Evidence-based medische kennis van de klinische epidemiologische eigenschappen van de test is gebaseerd op de aftrek van een bekende gouden standaard.14 wanneer een bepaalde test deductief wordt gebruikt, op basis van de nog voorlopige diagnose D1, is het onzeker welke gouden standaard moet worden gebruikt. De klinische epidemiologische eigenschappen van een test in een werkelijke klinische situatie zijn dus niet precies bekend.
Evidence-based medicine zou beginnen en eindigen bij de patiënt.14 er lijkt echter een open niemandsland te zijn tussen het punt waar de patiënt zijn probleem begint te presenteren en het punt later in het diagnoseproces waar de arts voldoende inzicht heeft gekregen om te beslissen over een of enkele mogelijke diagnoses, met behulp van evidence-based knowledge om te beslissen of een test wel of niet wordt gebruikt. Dit laat de kennis afgeleid van evidence-based technieken ontoegankelijk voor een groot deel van diagnostisch werk.

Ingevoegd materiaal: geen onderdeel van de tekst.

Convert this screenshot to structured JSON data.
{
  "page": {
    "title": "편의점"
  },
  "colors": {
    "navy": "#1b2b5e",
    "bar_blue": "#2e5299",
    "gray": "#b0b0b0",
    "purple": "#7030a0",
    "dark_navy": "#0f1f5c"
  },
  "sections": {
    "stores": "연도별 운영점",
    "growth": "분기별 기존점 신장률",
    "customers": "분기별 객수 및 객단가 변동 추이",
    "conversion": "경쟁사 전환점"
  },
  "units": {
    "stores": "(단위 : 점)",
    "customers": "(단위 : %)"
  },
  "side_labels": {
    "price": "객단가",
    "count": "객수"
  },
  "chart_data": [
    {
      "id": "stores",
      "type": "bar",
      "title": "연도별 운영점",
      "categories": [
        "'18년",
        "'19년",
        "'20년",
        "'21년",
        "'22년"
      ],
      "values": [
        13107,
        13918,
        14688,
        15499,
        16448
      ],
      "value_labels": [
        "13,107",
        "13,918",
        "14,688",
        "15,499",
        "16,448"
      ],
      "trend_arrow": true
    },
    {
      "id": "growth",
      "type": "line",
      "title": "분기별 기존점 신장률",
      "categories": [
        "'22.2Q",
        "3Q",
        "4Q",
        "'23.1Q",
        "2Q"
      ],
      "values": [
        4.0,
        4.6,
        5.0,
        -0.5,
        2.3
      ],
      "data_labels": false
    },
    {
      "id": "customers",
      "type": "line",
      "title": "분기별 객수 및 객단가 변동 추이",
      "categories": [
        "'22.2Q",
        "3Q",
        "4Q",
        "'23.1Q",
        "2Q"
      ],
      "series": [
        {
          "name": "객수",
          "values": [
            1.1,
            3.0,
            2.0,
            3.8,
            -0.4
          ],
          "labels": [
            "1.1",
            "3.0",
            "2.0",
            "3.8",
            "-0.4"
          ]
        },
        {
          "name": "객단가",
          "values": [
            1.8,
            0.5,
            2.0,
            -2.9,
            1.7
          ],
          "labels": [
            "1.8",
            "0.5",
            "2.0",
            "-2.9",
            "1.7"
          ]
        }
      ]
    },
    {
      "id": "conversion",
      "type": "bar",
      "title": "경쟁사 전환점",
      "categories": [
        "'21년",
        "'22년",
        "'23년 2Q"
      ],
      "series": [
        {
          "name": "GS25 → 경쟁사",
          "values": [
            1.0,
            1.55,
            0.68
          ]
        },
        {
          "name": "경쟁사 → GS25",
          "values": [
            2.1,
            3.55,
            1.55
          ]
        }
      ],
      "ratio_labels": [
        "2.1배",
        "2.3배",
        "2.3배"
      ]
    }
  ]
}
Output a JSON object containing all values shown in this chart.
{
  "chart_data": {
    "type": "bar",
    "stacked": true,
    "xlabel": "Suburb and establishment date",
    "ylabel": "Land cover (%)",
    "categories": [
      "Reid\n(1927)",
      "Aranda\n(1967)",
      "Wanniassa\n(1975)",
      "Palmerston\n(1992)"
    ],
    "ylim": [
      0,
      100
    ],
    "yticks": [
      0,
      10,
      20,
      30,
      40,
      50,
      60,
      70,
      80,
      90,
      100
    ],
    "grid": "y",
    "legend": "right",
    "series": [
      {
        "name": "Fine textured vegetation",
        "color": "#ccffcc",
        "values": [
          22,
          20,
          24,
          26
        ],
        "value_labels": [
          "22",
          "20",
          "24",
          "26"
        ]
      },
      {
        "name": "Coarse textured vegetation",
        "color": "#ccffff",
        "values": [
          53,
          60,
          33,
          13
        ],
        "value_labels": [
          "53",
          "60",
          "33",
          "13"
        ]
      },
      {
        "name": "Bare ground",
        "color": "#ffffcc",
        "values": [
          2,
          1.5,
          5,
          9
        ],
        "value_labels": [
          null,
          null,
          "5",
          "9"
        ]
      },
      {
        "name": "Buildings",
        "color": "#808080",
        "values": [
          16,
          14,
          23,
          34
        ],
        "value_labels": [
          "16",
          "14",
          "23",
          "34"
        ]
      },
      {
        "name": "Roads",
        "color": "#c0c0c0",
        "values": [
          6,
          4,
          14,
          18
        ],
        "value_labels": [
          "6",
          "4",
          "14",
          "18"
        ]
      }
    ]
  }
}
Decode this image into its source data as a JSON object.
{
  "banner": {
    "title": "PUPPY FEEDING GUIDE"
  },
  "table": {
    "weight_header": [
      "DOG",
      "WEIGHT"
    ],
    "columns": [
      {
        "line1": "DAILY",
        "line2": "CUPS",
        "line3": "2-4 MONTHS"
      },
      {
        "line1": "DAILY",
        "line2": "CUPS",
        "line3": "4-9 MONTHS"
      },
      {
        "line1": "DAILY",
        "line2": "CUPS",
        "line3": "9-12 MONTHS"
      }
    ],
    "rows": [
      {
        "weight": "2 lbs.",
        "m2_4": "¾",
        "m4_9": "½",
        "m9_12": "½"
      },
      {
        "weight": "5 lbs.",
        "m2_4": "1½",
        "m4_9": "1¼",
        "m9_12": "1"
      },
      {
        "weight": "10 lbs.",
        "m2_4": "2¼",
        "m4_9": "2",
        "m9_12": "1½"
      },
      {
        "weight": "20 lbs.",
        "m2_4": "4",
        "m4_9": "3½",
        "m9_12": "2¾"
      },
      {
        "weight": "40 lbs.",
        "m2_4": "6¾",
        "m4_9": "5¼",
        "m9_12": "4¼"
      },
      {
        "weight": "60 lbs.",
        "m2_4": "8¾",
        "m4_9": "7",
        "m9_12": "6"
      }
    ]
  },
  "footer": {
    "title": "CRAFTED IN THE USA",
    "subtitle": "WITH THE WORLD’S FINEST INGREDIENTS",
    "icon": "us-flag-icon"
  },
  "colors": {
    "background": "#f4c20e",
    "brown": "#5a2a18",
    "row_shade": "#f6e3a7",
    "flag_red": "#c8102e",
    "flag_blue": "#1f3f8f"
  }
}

samenvattend lijkt het logisch om het diagnostische proces in twee fasen te beschouwen. De arts begint het proces door zijn weg te werken door middel van geclusterde tekens of het plot van het verhaal van de patiënt. Hieruit leidt hij een of meer mogelijke diagnoses af (abductieve fase). Vervolgens, na een idee te hebben gevormd van welke diagnose te volgen, begint hij zijn aannames te controleren met specifieke tests (deductieve fase). Als men het diagnoseproces beschouwt als een tweefasig proces, dan zijn er implicaties voor onderzoek, medisch onderwijs en voor de manier waarop we het diagnoseproces in de praktijk moeten uitvoeren en erover moeten nadenken. Elk van de twee fasen vereist zijn eigen specifieke werkstrategie, en beide fasen zijn essentieel voor diagnostisch werk.
Sackett DL, Haynes RB, Guyatt GH, Tugwell P. klinische epidemiologie. Boston: Little, Brown and Co., 1991; 3–18.
Bosk CL. Beroepsrituelen in patiëntenmanagement.
;
:
-76.
Peterson MC, Holbrook JH, von Vales D, Smith NL, Staker LV. bijdragen van de geschiedenis, lichamelijk onderzoek en laboratoriumonderzoek in de medische diagnose.
;
:
-165.
Hunter KM. Dokters Verhalen. Princeton: Princeton University Press, 1991; 44-47.
Eco U. hoorns, hoeven, wreef. In Eco U, Sebeok TA (eds). Dupin, Holmes, Peirce. Het teken van drie. Indianapolis: Indiana University Press, 1988; 198-220.
Ginzburg C. Morelli, Freud en Sherlock Holmes. In Eco U, Sebeok TA (eds). Dupin, Holmes, Peirce. Het teken van drie. Indianapolis: Indiana University Press, 1988; 81-118.
Macnaughton J. anekdote in de klinische praktijk. In Greenhalgh T, Hurwitz B (eds). Narratieve Gebaseerde Geneeskunde. London: BMJ Books, 1998; 202-211.
Shaughnessy AF, Slawson DC, Becker L. Clinical jazz: harmonising clinical experience and evidence-based medicine.
;
:
-428.
Schön D. De Reflectieve Beoefenaar. New York: Basic Books, 1983.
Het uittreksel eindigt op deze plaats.